Mais le jour où le nécessaire manque, les deux pauvres femmes, créatures
admirables de charité, donnent leur repas aux deux hommes : le
vieillard et l'enfant, prétendant qu'ayant eu faim, elles ont mangé les
premières. J'ai vu cela se renouveler bien souvent ; j'ai vu le
vieillard, dans un moment de désespoir, vendre son dernier vêtement, et
vouloir, par un acte insigne de folie, dire à la vie un dernier adieu,
avant de partir pour le monde invisible où Dieu vous juge tous.
J'ai vu la faim imprimer ses étreintes sur ces déshérités du bien-être
social ; mais les femmes ont prié Dieu avec ferveur, et Dieu les a
exaucées. Déjà il a mis des frères, des Spirites, sur leurs pas, et
quand la charité appelle, les cœurs dévoués répondent. Déjà les larmes
du désespoir sont séchées ; il ne reste plus que l'angoisse du
lendemain, le fantôme menaçant de l'hiver avec son cortège de frimas, de
glace et de neige.
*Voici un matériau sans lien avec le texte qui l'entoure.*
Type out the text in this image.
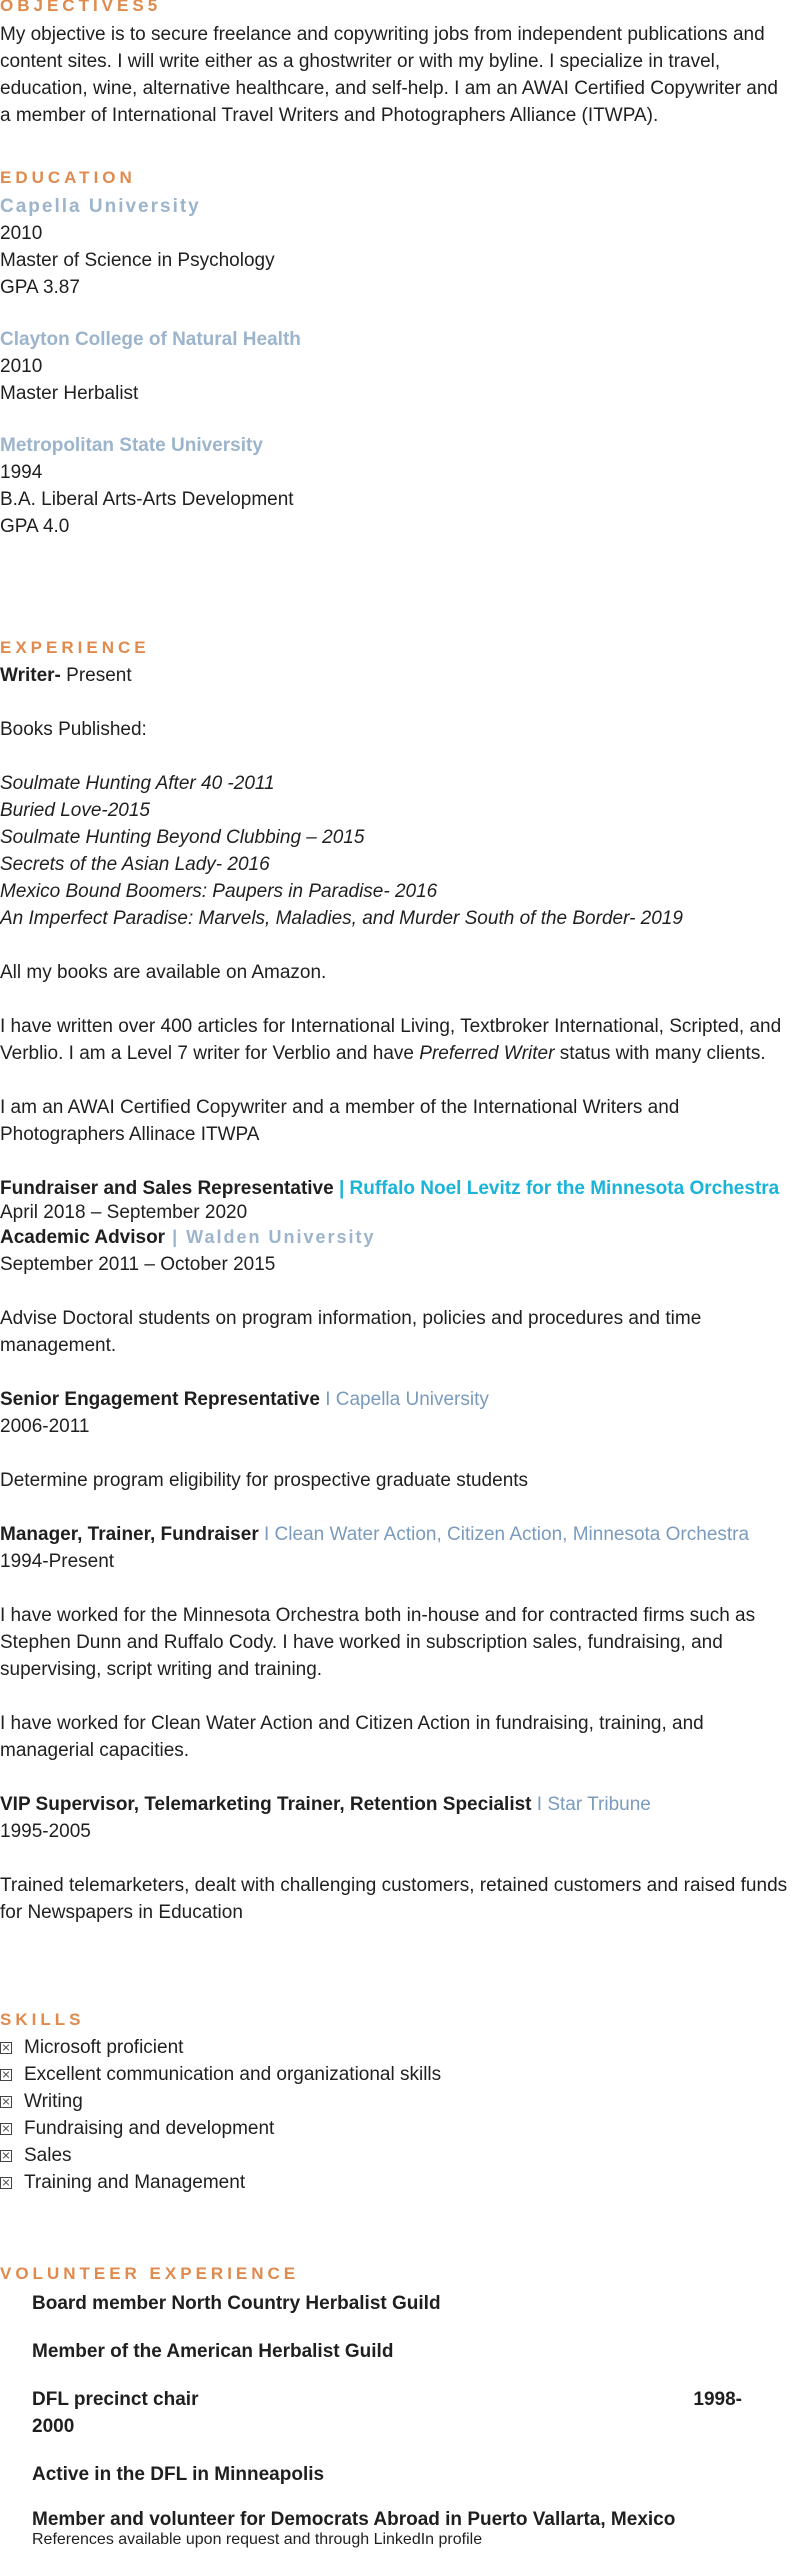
OBJECTIVES5

My objective is to secure freelance and copywriting jobs from independent publications and content sites. I will write either as a ghostwriter or with my byline. I specialize in travel, education, wine, alternative healthcare, and self-help. I am an AWAI Certified Copywriter and a member of International Travel Writers and Photographers Alliance (ITWPA).

EDUCATION

Capella University

2010

Master of Science in Psychology

GPA 3.87

Clayton College of Natural Health

2010

Master Herbalist

Metropolitan State University

1994

B.A. Liberal Arts-Arts Development

GPA 4.0

EXPERIENCE

Writer- Present

Books Published:

Soulmate Hunting After 40 -2011

Buried Love-2015

Soulmate Hunting Beyond Clubbing – 2015

Secrets of the Asian Lady- 2016

Mexico Bound Boomers: Paupers in Paradise- 2016

An Imperfect Paradise: Marvels, Maladies, and Murder South of the Border- 2019

All my books are available on Amazon.

I have written over 400 articles for International Living, Textbroker International, Scripted, and Verblio. I am a Level 7 writer for Verblio and have Preferred Writer status with many clients.

I am an AWAI Certified Copywriter and a member of the International Writers and Photographers Allinace ITWPA

Fundraiser and Sales Representative | Ruffalo Noel Levitz for the Minnesota Orchestra

April 2018 – September 2020

Academic Advisor | Walden University

September 2011 – October 2015

Advise Doctoral students on program information, policies and procedures and time management.

Senior Engagement Representative I Capella University

2006-2011

Determine program eligibility for prospective graduate students

Manager, Trainer, Fundraiser I Clean Water Action, Citizen Action, Minnesota Orchestra

1994-Present

I have worked for the Minnesota Orchestra both in-house and for contracted firms such as Stephen Dunn and Ruffalo Cody. I have worked in subscription sales, fundraising, and supervising, script writing and training.

I have worked for Clean Water Action and Citizen Action in fundraising, training, and managerial capacities.

VIP Supervisor, Telemarketing Trainer, Retention Specialist I Star Tribune

1995-2005

Trained telemarketers, dealt with challenging customers, retained customers and raised funds for Newspapers in Education

SKILLS

Microsoft proficient
Excellent communication and organizational skills
Writing
Fundraising and development
Sales
Training and Management

VOLUNTEER EXPERIENCE

Board member North Country Herbalist Guild

Member of the American Herbalist Guild

DFL precinct chair	1998-

2000

Active in the DFL in Minneapolis

Member and volunteer for Democrats Abroad in Puerto Vallarta, Mexico

References available upon request and through LinkedIn profile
Je vous tends la main en faveur de cette infortune.
Les pauvres, nos amis, sont les envoyés de Dieu ; ils viennent vous dire
: Nous souffrons, Dieu le veut ; c'est notre châtiment, et tout à la
fois un exemple pour notre amélioration. En nous voyant si malheureux,
votre cœur s'attendrit, vos sentiments s'élargissent, vous apprenez à
aimer et à plaindre le malheur ; secourez-nous, afin que nous ne
murmurions pas, et aussi pour que Dieu vous sourie du haut de son beau
paradis.
Voilà ce que dit le pauvre en ses haillons ; voilà ce
que répète l'ange gardien qui vous veille, et ce que je vous redis,
simple messagère de charité, intermédiaire entre le ciel et vous.
« Souriez à l'infortune, ô vous qui êtes si richement doués de toutes
les qualités du cœur ; aidez-moi dans ma tâche ; ne laissez point
refermer ce sanctuaire de votre âme où le regard de Dieu a plongé ; et
un jour, quand vous rentrerez dans votre mère-patrie, quand le regard
incertain, la démarche encore mal assurée, vous chercherez votre chemin à
travers l'immensité, je vous ouvrirai à deux battants les portes du
temple où tout est amour et charité, et je vous dirai : Entrez, mes
aimés, je vous connais !
Carita. »
A qui fera-t-on
croire que c'est là le langage du diable ? Est-ce la voix du diable qui
s'est fait entendre à l'oreille du capitaine sous le nom de son fils,
pour l'avertir que ce vieillard allait se suicider, et lui donner en
même temps le regret d'avoir dit des paroles qui devaient le blesser ?
Selon la doctrine qu'un parti cherche à faire prévaloir, et d'après
laquelle le diable seul se communique, ce capitaine aurait dû repousser
comme satanique la voix qui lui parlait ; il en serait résulté que le
vieillard se serait suicidé, que le mobilier des pauvres ouvrières
aurait été vendu, et qu'elles seraient peut-être mortes de faim.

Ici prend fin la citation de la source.